Intervention de Stéphane Travert

Séance en hémicycle du 18 juillet 2016 à 16h00
Liberté indépendance et pluralisme des médias — Discussion générale

Photo issue du site de l'Assemblée nationale ou de WikipediaStéphane Travert :

Madame la ministre, monsieur le président-rapporteur, mes chers collègues, permettez-moi avant tout, au nom de mes collègues du groupe socialiste, écologiste et républicain, d’avoir une pensée émue pour les victimes du lâche attentat perpétré à Nice ces jours derniers.

Des médias libres, indépendants et pluralistes offrant à chacun la liberté d’informer et d’exprimer des opinions sont le socle d’une démocratie en bonne santé. L’indépendance des médias contribue donc dans une large mesure à la protection des droits de l’homme et du citoyen. Tous ici, nous considérons que garantir l’indépendance des médias, c’est faire vivre et donner tout son sens à la promesse républicaine.

Depuis les années quatre-vingt, le paysage audiovisuel a été bouleversé : création des chaînes de télévision et de radio privées, naissance des réseaux sociaux, multiplication des sources d’information. Nous le savons, de plus en plus nombreux sont nos concitoyens qui ne « s’informent » qu’à travers les réseaux sociaux, lesquels, eux, ne proposent pas un travail journalistique de recueil de l’information, de sélection et de vérification des sources. Il faut donc protéger l’information et par là même les seuls professionnels qui la fabriquent dans le respect de la déontologie : les journalistes de la presse écrite et audiovisuelle.

La question, aujourd’hui, est de savoir où en est l’indépendance de la presse dans notre pays, et comment concilier les conflits d’intérêts qui peuvent survenir dès lors qu’un groupe de presse ou audiovisuel appartient à une structure capitalistique qui gère d’autres intérêts – industriels, investissements, infrastructures – sur le territoire.

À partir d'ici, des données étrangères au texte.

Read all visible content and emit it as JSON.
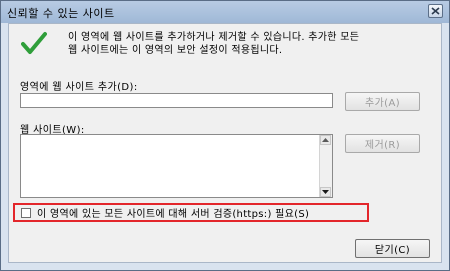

Le financement des médias dépend aujourd’hui en grande partie de capitaux privés qui peuvent vouloir modifier l’information en fonction de leurs intérêts ou peser sur le travail des rédactions. Les tendances à la concentration auxquelles nous assistons depuis plus de deux ans, les épisodes récents de censure et de sélection de l’information posent la question du pluralisme et de l’indépendance des médias de notre pays.

Les médias ne sont pas égaux. La télévision, média de masse, est accusée de simplifier les débats et de « faire l’opinion » dans une course à l’audience qui laisse peu de place au débat démocratique. Ces événements doivent donc nous conduire à légiférer. C’est ce à quoi répond ce texte proposé par Patrick Bloche qui vient ici, en seconde lecture, fixer un cadre législatif clair et précis pour la liberté, l’indépendance et le pluralisme des médias.

Permettez-moi de revenir sur le texte de loi que nous examinons aujourd’hui, fruit d’un beau travail collectif au sein de notre commission la semaine dernière.

L’article 1er de la proposition de loi étend à tous les journalistes, quel que soit le média dans lequel ils exercent, un droit d’opposition réservé aujourd’hui aux seuls journalistes de l’audiovisuel public à l’article 44 de la loi de 1986. Cet article avait été vidé de son sens par le Sénat. Jugez plutôt : suppression de la référence à l’intime conviction professionnelle, négation du rôle des représentants du personnel dans l’adoption des chartes déontologiques d’entreprise, suppression des sanctions adossées au droit d’opposition – rien que cela !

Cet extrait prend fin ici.